It is night – you’re alone. Find a library and don’t read. Cracks against the cold. The hourglass looks so full still. I know it’s you. I know your face in the dark. You fill out another form. You’re on hold, trying to answer questions you barely understand. Keep still.
Read the birds. The policeman’s eyes narrow when he meets your gaze. Read the gravel in the tracks. The bus driver asks to see your ticket. Read the asphalt cracks. The administrator denies your request. Except for the mirrors, the walls are white. Don’t love what you hate. They tell you to try harder. I won’t leave you.
The windows are sparkling from last night’s rain. A letter arrives. You move to the kettle. The pages wait in a sheaf. Have you said goodbye? You gather the crumbs of tea and let them rain
into the waste bin. You will die in twelve days. Faces in the air like the peal of bells. Keep still, keep still. Deliberately, you avoid the hourglass. The soft sift of sand is so high the sound is invisible.

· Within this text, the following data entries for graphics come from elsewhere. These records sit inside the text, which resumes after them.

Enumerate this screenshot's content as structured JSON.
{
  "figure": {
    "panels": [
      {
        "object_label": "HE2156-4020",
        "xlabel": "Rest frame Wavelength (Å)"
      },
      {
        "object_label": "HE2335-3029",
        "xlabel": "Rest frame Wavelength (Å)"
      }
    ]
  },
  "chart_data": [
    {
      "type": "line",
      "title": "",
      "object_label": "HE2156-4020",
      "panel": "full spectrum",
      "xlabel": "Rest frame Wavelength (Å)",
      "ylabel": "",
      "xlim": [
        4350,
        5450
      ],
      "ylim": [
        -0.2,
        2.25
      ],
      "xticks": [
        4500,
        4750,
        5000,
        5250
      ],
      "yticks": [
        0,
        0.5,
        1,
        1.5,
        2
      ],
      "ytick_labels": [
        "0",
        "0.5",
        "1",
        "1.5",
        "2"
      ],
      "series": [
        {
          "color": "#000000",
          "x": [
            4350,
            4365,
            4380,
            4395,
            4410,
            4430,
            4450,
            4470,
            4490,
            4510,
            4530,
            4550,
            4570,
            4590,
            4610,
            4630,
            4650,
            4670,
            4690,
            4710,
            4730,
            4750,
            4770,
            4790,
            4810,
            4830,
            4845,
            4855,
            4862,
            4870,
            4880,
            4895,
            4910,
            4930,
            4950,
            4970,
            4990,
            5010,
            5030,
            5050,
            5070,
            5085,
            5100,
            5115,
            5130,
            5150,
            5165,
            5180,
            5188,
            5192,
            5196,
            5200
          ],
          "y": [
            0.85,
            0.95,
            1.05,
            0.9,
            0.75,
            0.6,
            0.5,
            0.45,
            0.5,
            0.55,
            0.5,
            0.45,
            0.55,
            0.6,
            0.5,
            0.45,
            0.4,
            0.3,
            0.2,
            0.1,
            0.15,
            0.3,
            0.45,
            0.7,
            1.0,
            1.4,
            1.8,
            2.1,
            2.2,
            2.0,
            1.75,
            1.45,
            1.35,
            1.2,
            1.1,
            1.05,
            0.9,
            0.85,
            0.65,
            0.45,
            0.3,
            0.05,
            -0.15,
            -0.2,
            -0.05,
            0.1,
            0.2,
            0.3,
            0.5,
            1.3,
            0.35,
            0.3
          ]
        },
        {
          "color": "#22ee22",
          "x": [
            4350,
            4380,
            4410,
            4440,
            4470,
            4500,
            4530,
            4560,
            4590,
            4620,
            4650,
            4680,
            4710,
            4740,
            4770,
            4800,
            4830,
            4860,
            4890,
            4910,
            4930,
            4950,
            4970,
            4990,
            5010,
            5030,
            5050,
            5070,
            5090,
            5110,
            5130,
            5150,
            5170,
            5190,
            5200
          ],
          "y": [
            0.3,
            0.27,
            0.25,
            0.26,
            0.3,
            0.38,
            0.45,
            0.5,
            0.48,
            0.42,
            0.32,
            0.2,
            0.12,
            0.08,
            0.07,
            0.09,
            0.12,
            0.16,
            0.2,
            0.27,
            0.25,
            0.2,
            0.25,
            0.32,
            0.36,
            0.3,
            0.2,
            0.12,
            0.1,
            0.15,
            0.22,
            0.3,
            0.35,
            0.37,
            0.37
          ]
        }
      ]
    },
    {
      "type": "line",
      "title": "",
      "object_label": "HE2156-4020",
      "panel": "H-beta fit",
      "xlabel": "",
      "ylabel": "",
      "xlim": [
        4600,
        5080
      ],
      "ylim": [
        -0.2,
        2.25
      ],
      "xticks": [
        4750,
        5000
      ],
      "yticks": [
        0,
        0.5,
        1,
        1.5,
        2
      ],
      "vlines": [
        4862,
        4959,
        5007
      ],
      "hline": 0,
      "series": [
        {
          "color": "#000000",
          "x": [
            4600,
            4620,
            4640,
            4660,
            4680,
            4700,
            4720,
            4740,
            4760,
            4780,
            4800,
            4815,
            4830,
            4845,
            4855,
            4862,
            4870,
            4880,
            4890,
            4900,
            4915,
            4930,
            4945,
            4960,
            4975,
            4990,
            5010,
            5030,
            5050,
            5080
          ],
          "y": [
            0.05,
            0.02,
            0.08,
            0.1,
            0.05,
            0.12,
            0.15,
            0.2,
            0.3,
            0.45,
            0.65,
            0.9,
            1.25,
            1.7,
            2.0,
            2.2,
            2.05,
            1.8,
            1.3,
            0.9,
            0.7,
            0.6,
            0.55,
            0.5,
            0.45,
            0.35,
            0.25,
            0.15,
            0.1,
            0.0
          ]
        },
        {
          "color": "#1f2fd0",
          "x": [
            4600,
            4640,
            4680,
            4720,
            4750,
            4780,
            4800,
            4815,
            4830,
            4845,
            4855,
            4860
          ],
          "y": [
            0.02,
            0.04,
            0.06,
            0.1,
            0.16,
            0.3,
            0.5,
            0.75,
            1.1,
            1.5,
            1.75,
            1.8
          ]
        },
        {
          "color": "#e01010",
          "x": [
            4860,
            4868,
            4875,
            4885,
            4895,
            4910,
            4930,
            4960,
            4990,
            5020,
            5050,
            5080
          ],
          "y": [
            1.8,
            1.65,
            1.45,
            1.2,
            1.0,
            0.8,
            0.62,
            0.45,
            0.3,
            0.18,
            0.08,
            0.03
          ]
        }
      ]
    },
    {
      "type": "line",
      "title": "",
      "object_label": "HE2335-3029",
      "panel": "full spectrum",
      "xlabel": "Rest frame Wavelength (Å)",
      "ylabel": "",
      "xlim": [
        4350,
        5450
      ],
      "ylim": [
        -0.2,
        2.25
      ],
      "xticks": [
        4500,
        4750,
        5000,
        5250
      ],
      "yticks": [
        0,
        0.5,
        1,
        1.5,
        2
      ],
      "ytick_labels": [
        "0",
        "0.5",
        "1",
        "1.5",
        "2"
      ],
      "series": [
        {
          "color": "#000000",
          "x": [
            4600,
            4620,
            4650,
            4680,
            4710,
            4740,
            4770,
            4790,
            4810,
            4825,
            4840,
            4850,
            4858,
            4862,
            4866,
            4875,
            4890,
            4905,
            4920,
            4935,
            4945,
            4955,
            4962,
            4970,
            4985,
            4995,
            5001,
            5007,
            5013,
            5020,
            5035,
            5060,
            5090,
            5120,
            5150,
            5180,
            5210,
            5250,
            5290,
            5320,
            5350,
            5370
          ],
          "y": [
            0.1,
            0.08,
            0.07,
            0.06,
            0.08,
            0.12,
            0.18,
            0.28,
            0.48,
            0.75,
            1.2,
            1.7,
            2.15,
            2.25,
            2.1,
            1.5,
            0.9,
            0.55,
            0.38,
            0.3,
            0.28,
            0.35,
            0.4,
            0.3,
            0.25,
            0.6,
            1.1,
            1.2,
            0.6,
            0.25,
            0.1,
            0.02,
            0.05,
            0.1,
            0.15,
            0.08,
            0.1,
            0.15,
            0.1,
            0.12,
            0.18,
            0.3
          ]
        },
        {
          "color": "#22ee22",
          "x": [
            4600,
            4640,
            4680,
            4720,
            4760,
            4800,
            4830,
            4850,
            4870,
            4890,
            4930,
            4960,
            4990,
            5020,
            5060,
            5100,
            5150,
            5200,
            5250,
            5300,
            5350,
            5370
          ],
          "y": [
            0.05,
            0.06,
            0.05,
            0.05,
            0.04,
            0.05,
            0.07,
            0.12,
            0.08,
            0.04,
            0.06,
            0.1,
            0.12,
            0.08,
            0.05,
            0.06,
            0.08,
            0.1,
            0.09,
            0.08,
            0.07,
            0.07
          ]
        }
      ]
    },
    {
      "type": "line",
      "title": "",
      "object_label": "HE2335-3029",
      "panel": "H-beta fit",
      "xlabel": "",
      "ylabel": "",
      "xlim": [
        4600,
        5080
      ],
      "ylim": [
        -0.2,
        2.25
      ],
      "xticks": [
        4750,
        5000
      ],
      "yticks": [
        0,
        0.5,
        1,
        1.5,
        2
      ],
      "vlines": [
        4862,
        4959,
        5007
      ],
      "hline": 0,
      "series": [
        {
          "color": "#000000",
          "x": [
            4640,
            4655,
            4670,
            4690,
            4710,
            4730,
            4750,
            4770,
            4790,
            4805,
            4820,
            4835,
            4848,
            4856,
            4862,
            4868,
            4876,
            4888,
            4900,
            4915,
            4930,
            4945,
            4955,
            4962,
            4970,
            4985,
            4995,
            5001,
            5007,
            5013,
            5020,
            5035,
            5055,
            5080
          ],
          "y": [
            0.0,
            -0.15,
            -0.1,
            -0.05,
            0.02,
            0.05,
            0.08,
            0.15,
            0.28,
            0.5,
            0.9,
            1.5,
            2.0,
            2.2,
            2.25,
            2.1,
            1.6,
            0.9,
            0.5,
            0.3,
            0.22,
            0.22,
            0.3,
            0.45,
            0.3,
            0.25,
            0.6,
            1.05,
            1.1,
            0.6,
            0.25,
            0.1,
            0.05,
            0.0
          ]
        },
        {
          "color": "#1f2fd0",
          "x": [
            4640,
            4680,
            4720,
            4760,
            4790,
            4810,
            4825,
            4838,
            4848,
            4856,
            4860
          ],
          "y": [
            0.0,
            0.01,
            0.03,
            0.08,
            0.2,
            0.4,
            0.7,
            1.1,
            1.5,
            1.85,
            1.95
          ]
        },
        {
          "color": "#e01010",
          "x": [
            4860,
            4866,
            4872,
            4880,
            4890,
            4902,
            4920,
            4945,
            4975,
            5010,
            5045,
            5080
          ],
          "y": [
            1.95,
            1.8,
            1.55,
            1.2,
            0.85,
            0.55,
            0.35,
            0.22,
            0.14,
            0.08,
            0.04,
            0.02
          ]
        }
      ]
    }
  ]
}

You’re going somewhere, or going nowhere. Winter numbs your hands. You leaf through thrillers, best-sellers, books about politics. A sticker says: love is love. Tinfoil
gathers at the bus stop bench. A pigeon picks its way across your path. A church bell reminds you more time has passed. Look, I’ll build a space out of language. Now there’s a chair: sit down. Let cracks accumulate. Gold fills this hourglass. Take a ballpoint pen that you found, cracked, at the library.
Find a chapel and don’t pray. Find a garden and don’t tend it. Find a museum and dawdle. The intimacy of nightfall is ours. A ball of string of unknown length – only the knowledge that its length is finite. Keep still, keep still. I’ll light candles. You needn’t understand.